G20X2 – Brief information technology-based support, e.g., remote control, given to a well-established patient by a qualified health professional who is unable to obtain medical and care services, not arising from a specific E / M service delivered within the previous seven days or referring to a facility or activity during the next 24 hours or the earliest available appointment; 5-10 minutes
To facilitate billing of CTBS, Therapists recommend that HCPCS codes G20X0, G20X2, G2061, G2062, and G2063 be applied to as “daily counseling” programs. When paid for a private practitioner PT, OT, or SLP, the codes will contain the accompanying GO, GP, or GN Counseling Suffix to signify that the CTB is given as a medical facility offered by the OT, PT, or SLP Care Program. CMS demanded a series of updates and clarifications on the related field of operation and specific issues in the rule framework. For instance, under the plan, the CMS will authorize CNMs, CNSs, NPs, and PAs — other than physicians — to manage the execution of diagnostic tests within their state-of-the-art framework and relevant state regulations, as long as they retain the necessary partnership with collaborating or overseeing physicians. CMS has also incorporated these provisions under the federal PHE resolution, but the Department is pushing to make the provision effective.

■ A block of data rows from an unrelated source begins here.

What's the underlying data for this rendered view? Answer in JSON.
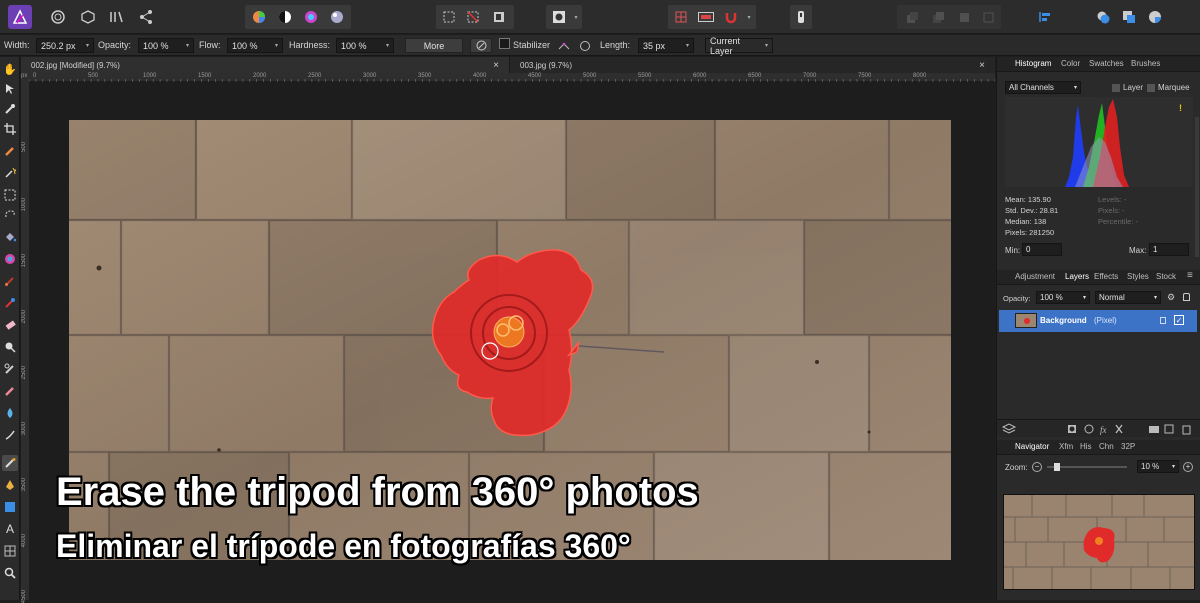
{
  "colors": {
    "accent": "#0e6fc4",
    "mask_red": "#e12a2a",
    "tile": "#9d8670"
  },
  "context_bar": {
    "width_label": "Width:",
    "width_value": "250.2 px",
    "opacity_label": "Opacity:",
    "opacity_value": "100 %",
    "flow_label": "Flow:",
    "flow_value": "100 %",
    "hardness_label": "Hardness:",
    "hardness_value": "100 %",
    "more_label": "More",
    "stabilizer_label": "Stabilizer",
    "length_label": "Length:",
    "length_value": "35 px",
    "source_value": "Current Layer"
  },
  "document_tabs": [
    {
      "label": "002.jpg [Modified] (9.7%)",
      "close": "×"
    },
    {
      "label": "003.jpg (9.7%)",
      "close": "×"
    }
  ],
  "ruler": {
    "unit": "px",
    "top_ticks": [
      "0",
      "500",
      "1000",
      "1500",
      "2000",
      "2500",
      "3000",
      "3500",
      "4000",
      "4500",
      "5000",
      "5500",
      "6000",
      "6500",
      "7000",
      "7500",
      "8000"
    ],
    "left_ticks": [
      "500",
      "1000",
      "1500",
      "2000",
      "2500",
      "3000",
      "3500",
      "4000",
      "4500"
    ]
  },
  "histogram_panel": {
    "tabs": [
      "Histogram",
      "Color",
      "Swatches",
      "Brushes"
    ],
    "channel": "All Channels",
    "layer_label": "Layer",
    "marquee_label": "Marquee",
    "stats_left": [
      "Mean: 135.90",
      "Std. Dev.: 28.81",
      "Median: 138",
      "Pixels: 281250"
    ],
    "stats_right": [
      "Levels: -",
      "Pixels: -",
      "Percentile: -"
    ],
    "min_label": "Min:",
    "min_value": "0",
    "max_label": "Max:",
    "max_value": "1",
    "warning": "!"
  },
  "layers_panel": {
    "tabs": [
      "Adjustment",
      "Layers",
      "Effects",
      "Styles",
      "Stock"
    ],
    "opacity_label": "Opacity:",
    "opacity_value": "100 %",
    "blend_mode": "Normal",
    "layer_name": "Background",
    "layer_type": "(Pixel)",
    "footer_icons": [
      "layers-stack-icon",
      "mask-icon",
      "adjustment-icon",
      "fx-icon",
      "cross-icon",
      "folder-icon",
      "grid-icon",
      "trash-icon"
    ]
  },
  "navigator_panel": {
    "tabs": [
      "Navigator",
      "Xfm",
      "His",
      "Chn",
      "32P"
    ],
    "zoom_label": "Zoom:",
    "zoom_value": "10 %",
    "zoom_level": 0.1
  },
  "captions": {
    "english": "Erase the tripod from 360° photos",
    "spanish": "Eliminar el trípode en fotografías 360°"
  }
}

Looking Ahead in the Future
Under the new law, CMS will also apply the regulations adopted under the PHE resolution of facilities rendered by pharmacists and physical therapists and other autonomy linked to examining and authenticating medical information. CMS needs the publics input about how to expand any consistency in Medicare compensation for teaching facilities.

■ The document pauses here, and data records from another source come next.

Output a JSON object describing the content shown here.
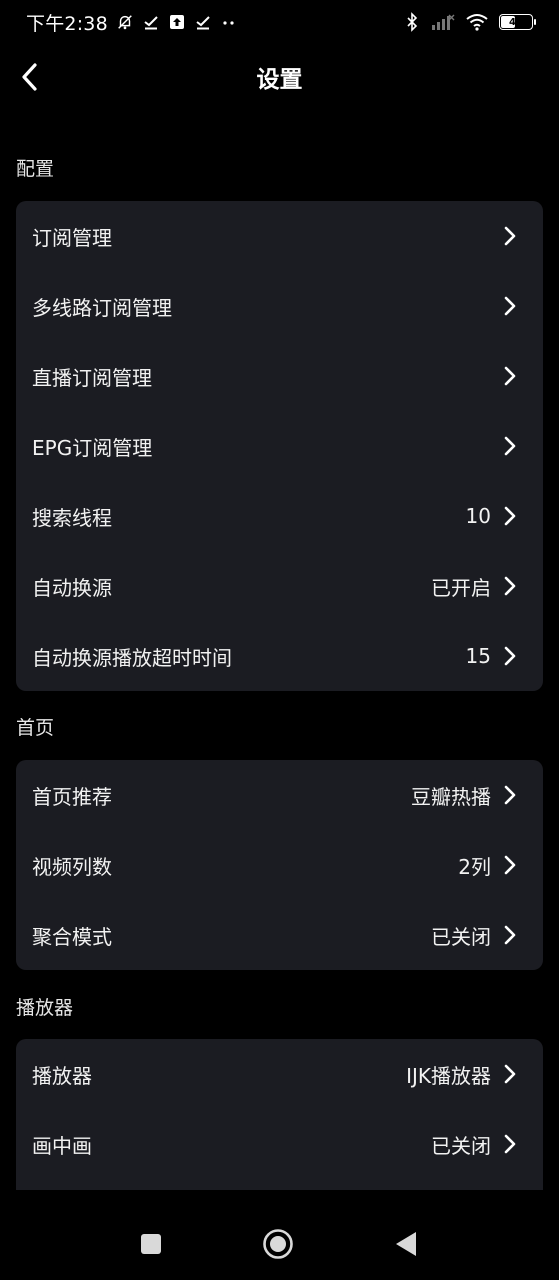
{
  "status_bar": {
    "time": "下午2:38",
    "battery": "46",
    "icons": [
      "mute-icon",
      "check-icon",
      "upload-icon",
      "check-icon",
      "more-dots-icon",
      "bluetooth-icon",
      "cellular-signal-icon",
      "wifi-icon",
      "battery-icon"
    ]
  },
  "header": {
    "title": "设置",
    "back_icon": "chevron-left-icon"
  },
  "sections": {
    "config": {
      "label": "配置",
      "items": [
        {
          "label": "订阅管理",
          "value": ""
        },
        {
          "label": "多线路订阅管理",
          "value": ""
        },
        {
          "label": "直播订阅管理",
          "value": ""
        },
        {
          "label": "EPG订阅管理",
          "value": ""
        },
        {
          "label": "搜索线程",
          "value": "10"
        },
        {
          "label": "自动换源",
          "value": "已开启"
        },
        {
          "label": "自动换源播放超时时间",
          "value": "15"
        }
      ]
    },
    "home": {
      "label": "首页",
      "items": [
        {
          "label": "首页推荐",
          "value": "豆瓣热播"
        },
        {
          "label": "视频列数",
          "value": "2列"
        },
        {
          "label": "聚合模式",
          "value": "已关闭"
        }
      ]
    },
    "player": {
      "label": "播放器",
      "items": [
        {
          "label": "播放器",
          "value": "IJK播放器"
        },
        {
          "label": "画中画",
          "value": "已关闭"
        }
      ]
    }
  },
  "nav_bar": {
    "icons": [
      "recents-square-icon",
      "home-circle-icon",
      "back-triangle-icon"
    ]
  },
  "colors": {
    "background": "#000000",
    "card": "#1b1c22",
    "text": "#f2f2f2"
  }
}
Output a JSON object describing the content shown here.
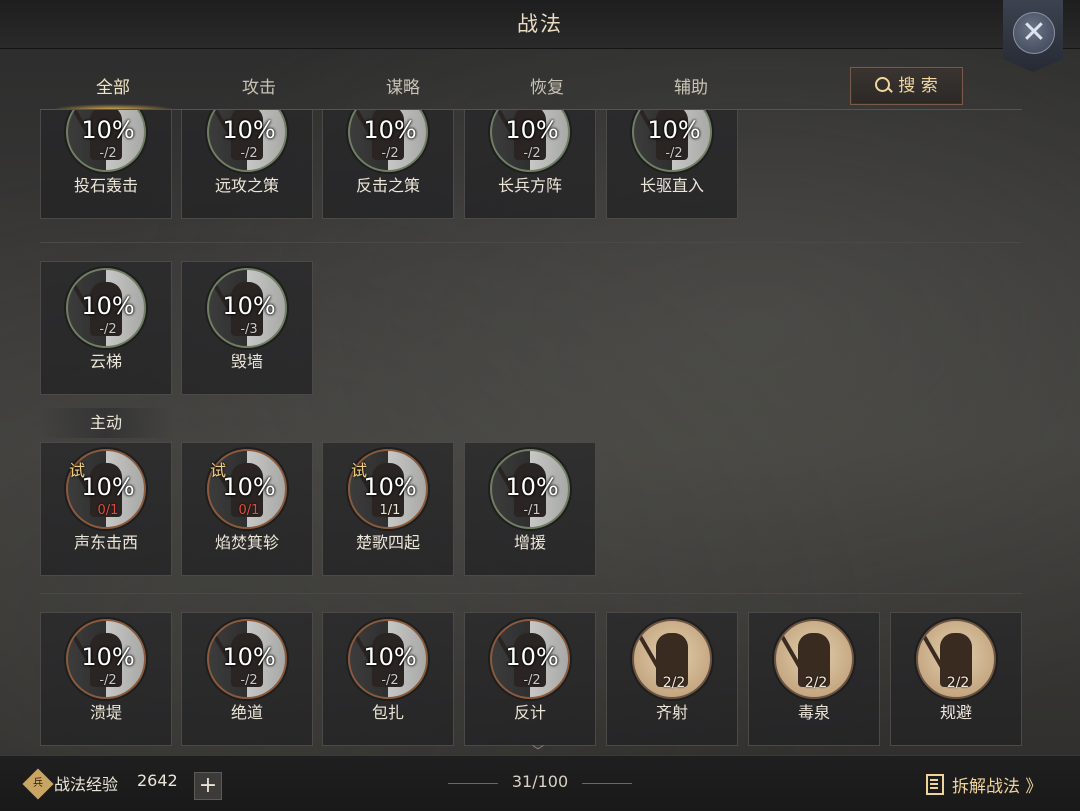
{
  "header": {
    "title": "战法",
    "close_icon": "crossed-swords-icon"
  },
  "tabs": [
    {
      "label": "全部",
      "active": true
    },
    {
      "label": "攻击"
    },
    {
      "label": "谋略"
    },
    {
      "label": "恢复"
    },
    {
      "label": "辅助"
    }
  ],
  "search": {
    "label": "搜 索"
  },
  "section_active_label": "主动",
  "row1": [
    {
      "name": "投石轰击",
      "pct": "10%",
      "count": "-/2"
    },
    {
      "name": "远攻之策",
      "pct": "10%",
      "count": "-/2"
    },
    {
      "name": "反击之策",
      "pct": "10%",
      "count": "-/2"
    },
    {
      "name": "长兵方阵",
      "pct": "10%",
      "count": "-/2"
    },
    {
      "name": "长驱直入",
      "pct": "10%",
      "count": "-/2"
    }
  ],
  "row2": [
    {
      "name": "云梯",
      "pct": "10%",
      "count": "-/2"
    },
    {
      "name": "毁墙",
      "pct": "10%",
      "count": "-/3"
    }
  ],
  "row3": [
    {
      "name": "声东击西",
      "pct": "10%",
      "count": "0/1",
      "trial": "试"
    },
    {
      "name": "焰焚箕轸",
      "pct": "10%",
      "count": "0/1",
      "trial": "试"
    },
    {
      "name": "楚歌四起",
      "pct": "10%",
      "count": "1/1",
      "trial": "试"
    },
    {
      "name": "增援",
      "pct": "10%",
      "count": "-/1"
    }
  ],
  "row4": [
    {
      "name": "溃堤",
      "pct": "10%",
      "count": "-/2"
    },
    {
      "name": "绝道",
      "pct": "10%",
      "count": "-/2"
    },
    {
      "name": "包扎",
      "pct": "10%",
      "count": "-/2"
    },
    {
      "name": "反计",
      "pct": "10%",
      "count": "-/2"
    },
    {
      "name": "齐射",
      "count": "2/2"
    },
    {
      "name": "毒泉",
      "count": "2/2"
    },
    {
      "name": "规避",
      "count": "2/2"
    }
  ],
  "footer": {
    "exp_icon_text": "兵",
    "exp_label": "战法经验",
    "exp_value": "2642",
    "plus": "+",
    "count": "31/100",
    "disassemble": "拆解战法 》"
  }
}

The improvements to telehealth systems under the new regulation are relatively minor and are aligned with CMS Administrator Seema Verma’s aspirations over the last two months. The primary focus of CMS appears to be the development of telehealth facilities. CMS also recognized that audio-only experiences are of benefit to patients. The Agency has presented a particular illustration in the fact sheet on the new rule: people who wish to be cared for but choose to prevent future access to Covid-19 in a clinical environment. However, as with other clinicians consulted by the Advisory Board of Experts, CMS remains unsure of an audio-only session’s therapeutic importance. There are obvious limitations to the kind of examination possible in an audio-only interaction. CMS also recognized that audio-only experiences are of benefit to patients. The Agency has presented a particular illustration in the fact sheet on the new rule: people who wish to be cared for but choose to prevent future access to Covid-19 in a clinical environment. However, as with other clinicians consulted by the Advisory Board of Experts, CMS remains unsure of an audio-only session’s therapeutic importance.